Surgeons' knowledge of quality indicators for gastric cancer surgery.

作者信息

Helyer Lucy K, O'Brien Catherine, Coburn Natalie G, Swallow Carol J

机构信息

Department of Surgical Oncology, Princess Margaret Hospital, University Health Network, 610 University Avenue, Toronto, Ontario, M5G 2M9, Canada.

出版信息

Gastric Cancer. 2007;10(4):205-14. doi: 10.1007/s10120-007-0435-6. Epub 2007 Dec 25.

Abstract

BACKGROUND

Gastric cancer survival in the West is inferior to that achieved in Asian centers. While differences in tumor biology may play a role, poor quality surgery likely contributes to understaging. We hypothesize that the majority of surgeons performing gastric cancer surgery in North America are unaware of the recommended standards.

METHODS

Using the Ontario College of Physicians and Surgeons registry, surgeons who potentially included gastric cancer surgery in their scope of practice were identified. A questionnaire was mailed to 559; of those, 206 surgeons reported managing gastric cancer. Results were evaluated by chi(2) and logistic regression; P < 0.05 was considered significant.

RESULTS

Eighty-six percent of respondents were male and 53% practiced in an urban nonacademic setting.

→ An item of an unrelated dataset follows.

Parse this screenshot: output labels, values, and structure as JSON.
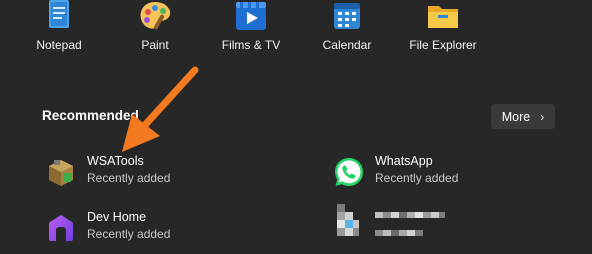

Forty percent reported operating on two to five cases of gastric cancer per year, and 42% on fewer than two cases per year. One-third of surgeons identified 4 cm or less to be the desired gross proximal margin. Half used frozen section to evaluate margin status. Twenty percent of surgeons were unsure of the number of lymph nodes (LN) needed to accurately stage gastric cancer, and the median number reported by the remainder was 10 (range, 0-30). Only 16 of 206 identified both a proximal margin of 5 cm or less and 15 or more LN as desired targets. Those performing more than five gastric resections per year were more likely to report a D2 resection (P = 0.008).

CONCLUSION

The majority of surgeons operating on gastric cancer in Ontario did not identify recommended quality indicators of gastric cancer surgery. A continuing medical education program should be designed to address this knowledge gap to improve the quality of surgery and patient outcomes.

摘要

背景

西方胃癌患者的生存率低于亚洲医疗中心所取得的生存率。虽然肿瘤生物学差异可能起一定作用,但手术质量欠佳可能导致分期不准确。我们推测,北美大多数实施胃癌手术的外科医生并不知晓推荐标准。

方法

利用安大略省医师协会登记处的数据,确定了业务范围可能涵盖胃癌手术的外科医生。向559名外科医生邮寄了调查问卷;其中,206名外科医生报告处理过胃癌病例。结果采用卡方检验和逻辑回归进行评估;P<0.05被视为具有统计学意义。

结果

86%的受访者为男性,53%在城市非学术环境中执业。40%的受访者报告每年开展2至5例胃癌手术,42%的受访者报告每年开展不到2例胃癌手术。三分之一的外科医生认为理想的近端切缘为4厘米或更小。半数医生使用冰冻切片评估切缘状态。20%的外科医生不确定准确分期胃癌所需的淋巴结数量,其余医生报告的中位数为10个(范围为0至30个)。在206名外科医生中,只有16人将5厘米或更小的近端切缘和15个或更多淋巴结作为理想目标。每年进行超过5例胃切除术的医生更有可能报告实施了D2切除术(P = 0.008)。

结论

安大略省大多数实施胃癌手术的外科医生未明确胃癌手术的推荐质量指标。应设计一个继续医学教育项目来弥补这一知识差距,以提高手术质量和患者预后。